While My Child Was in the Hospital, My Parents Took Our Room and Sold Our Things. Three Months Later, They Went Pale When They Saw Us.

21

We got released from the hospital on a Tuesday afternoon, which felt wrong on principle. Tuesdays are for errands and forgotten appointments and losing track of what day it is, not for walking out of a pediatric ward with your eight-year-old daughter and trying to pretend your hands aren’t still shaking from two weeks of watching monitors and counting breaths and learning medical terminology you never wanted to know. Chloe stood at the automatic doors with her stuffed rabbit tucked under one arm and her other hand wrapped around my fingers like a seatbelt, like if she let go we might separate and she’d end up back in that room with the beeping machines and the nurses who were kind but couldn’t make promises.

She looked better than she had—her color was back, her eyes were brighter, the terrifying pallor that had sent us to the emergency room in the first place had finally lifted. But she also looked like someone who’d learned too early that grownups can say “it’s okay” while simultaneously attaching tubes to you and sticking needles in your arm. “We’re going home now?” she asked, her voice small and uncertain, as if I might change my mind at the last second and swing back toward the elevators.

“We’re going home,” I said, keeping my voice light and steady even though nothing about the past fourteen days had felt light or steady. I was exhausted in a way that went beyond physical tiredness, the kind of bone-deep fatigue that comes from sustained fear and interrupted sleep and the constant vigilance of watching someone you love fight their way back to wellness. In the car, Chloe stared out the window at the familiar streets of our neighborhood, then back at me, checking my face like it was a weather report that might suddenly change from sunny to storming without warning.
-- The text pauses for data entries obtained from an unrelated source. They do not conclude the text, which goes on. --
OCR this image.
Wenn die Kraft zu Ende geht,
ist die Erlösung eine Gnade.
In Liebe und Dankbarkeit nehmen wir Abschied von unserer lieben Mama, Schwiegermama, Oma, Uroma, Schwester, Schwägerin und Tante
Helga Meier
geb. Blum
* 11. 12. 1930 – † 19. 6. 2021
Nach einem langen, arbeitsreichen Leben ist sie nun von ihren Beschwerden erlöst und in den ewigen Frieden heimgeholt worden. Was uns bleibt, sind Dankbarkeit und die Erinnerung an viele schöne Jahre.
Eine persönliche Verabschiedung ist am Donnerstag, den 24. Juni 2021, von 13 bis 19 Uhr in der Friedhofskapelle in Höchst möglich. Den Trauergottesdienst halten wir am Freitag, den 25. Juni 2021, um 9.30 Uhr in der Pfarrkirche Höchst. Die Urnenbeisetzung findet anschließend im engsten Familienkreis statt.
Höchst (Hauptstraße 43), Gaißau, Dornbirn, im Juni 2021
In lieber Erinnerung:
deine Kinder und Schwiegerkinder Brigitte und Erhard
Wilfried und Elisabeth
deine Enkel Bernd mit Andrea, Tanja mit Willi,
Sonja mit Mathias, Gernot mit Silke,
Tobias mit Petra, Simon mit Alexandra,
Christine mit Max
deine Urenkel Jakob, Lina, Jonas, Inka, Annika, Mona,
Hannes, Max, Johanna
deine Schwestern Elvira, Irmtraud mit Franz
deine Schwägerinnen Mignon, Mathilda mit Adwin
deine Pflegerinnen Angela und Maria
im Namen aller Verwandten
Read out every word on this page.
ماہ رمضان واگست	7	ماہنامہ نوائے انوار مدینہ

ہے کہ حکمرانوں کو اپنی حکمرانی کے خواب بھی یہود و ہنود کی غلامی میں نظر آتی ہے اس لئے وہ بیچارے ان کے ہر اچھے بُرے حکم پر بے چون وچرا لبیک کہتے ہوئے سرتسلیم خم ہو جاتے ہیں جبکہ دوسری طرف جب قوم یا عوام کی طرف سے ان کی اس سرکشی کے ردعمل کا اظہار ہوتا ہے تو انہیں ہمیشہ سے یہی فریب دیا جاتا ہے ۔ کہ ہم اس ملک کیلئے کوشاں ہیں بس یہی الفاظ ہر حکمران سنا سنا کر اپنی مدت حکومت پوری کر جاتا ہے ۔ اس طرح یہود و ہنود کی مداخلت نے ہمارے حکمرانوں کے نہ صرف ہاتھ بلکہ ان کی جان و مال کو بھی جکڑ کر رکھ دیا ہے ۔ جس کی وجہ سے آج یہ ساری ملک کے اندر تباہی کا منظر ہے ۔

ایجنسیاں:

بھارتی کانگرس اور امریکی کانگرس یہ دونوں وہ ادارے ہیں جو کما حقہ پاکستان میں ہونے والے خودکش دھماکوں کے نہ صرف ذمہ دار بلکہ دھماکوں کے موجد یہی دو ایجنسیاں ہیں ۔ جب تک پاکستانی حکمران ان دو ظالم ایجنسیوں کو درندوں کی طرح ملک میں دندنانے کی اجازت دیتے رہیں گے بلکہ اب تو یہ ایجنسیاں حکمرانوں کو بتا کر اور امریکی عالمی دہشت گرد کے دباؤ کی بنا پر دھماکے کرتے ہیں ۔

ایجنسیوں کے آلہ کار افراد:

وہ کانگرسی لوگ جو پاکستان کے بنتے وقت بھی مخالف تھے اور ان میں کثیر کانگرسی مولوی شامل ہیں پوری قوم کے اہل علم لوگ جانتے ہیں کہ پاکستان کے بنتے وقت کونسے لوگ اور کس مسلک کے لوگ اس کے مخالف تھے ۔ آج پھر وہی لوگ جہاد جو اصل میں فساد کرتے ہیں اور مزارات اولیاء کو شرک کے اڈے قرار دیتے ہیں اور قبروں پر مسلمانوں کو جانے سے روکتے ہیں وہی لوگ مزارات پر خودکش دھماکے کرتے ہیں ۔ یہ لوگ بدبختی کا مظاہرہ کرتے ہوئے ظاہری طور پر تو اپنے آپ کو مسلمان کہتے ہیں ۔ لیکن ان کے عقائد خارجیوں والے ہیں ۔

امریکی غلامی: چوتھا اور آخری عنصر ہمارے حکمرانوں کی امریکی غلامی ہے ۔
“My bed is still there, right?” she asked, and the question made my chest ache because of course she was worried about that. We’d left so suddenly for the hospital—her fever spiking, her breathing labored, my own panic overriding everything else—that we hadn’t had time to think about what we were leaving behind. “Yeah,” I said, forcing confidence into my voice.

“Your bed is still there.” We shared a bedroom at my parents’ house—had for the past two years since my divorce left me financially unable to afford my own place. Chloe had her own little twin bed with the moon-and-stars comforter she’d picked out herself, her moon projector that cast constellations across the ceiling, and a pile of books she insisted were “for emergencies only” even though we both knew she read them every night. I had my own narrow bed on the opposite wall, a dresser I shared with Chloe, and the kind of minimal drawer space you get when you’re a temporary person living in someone else’s permanent life.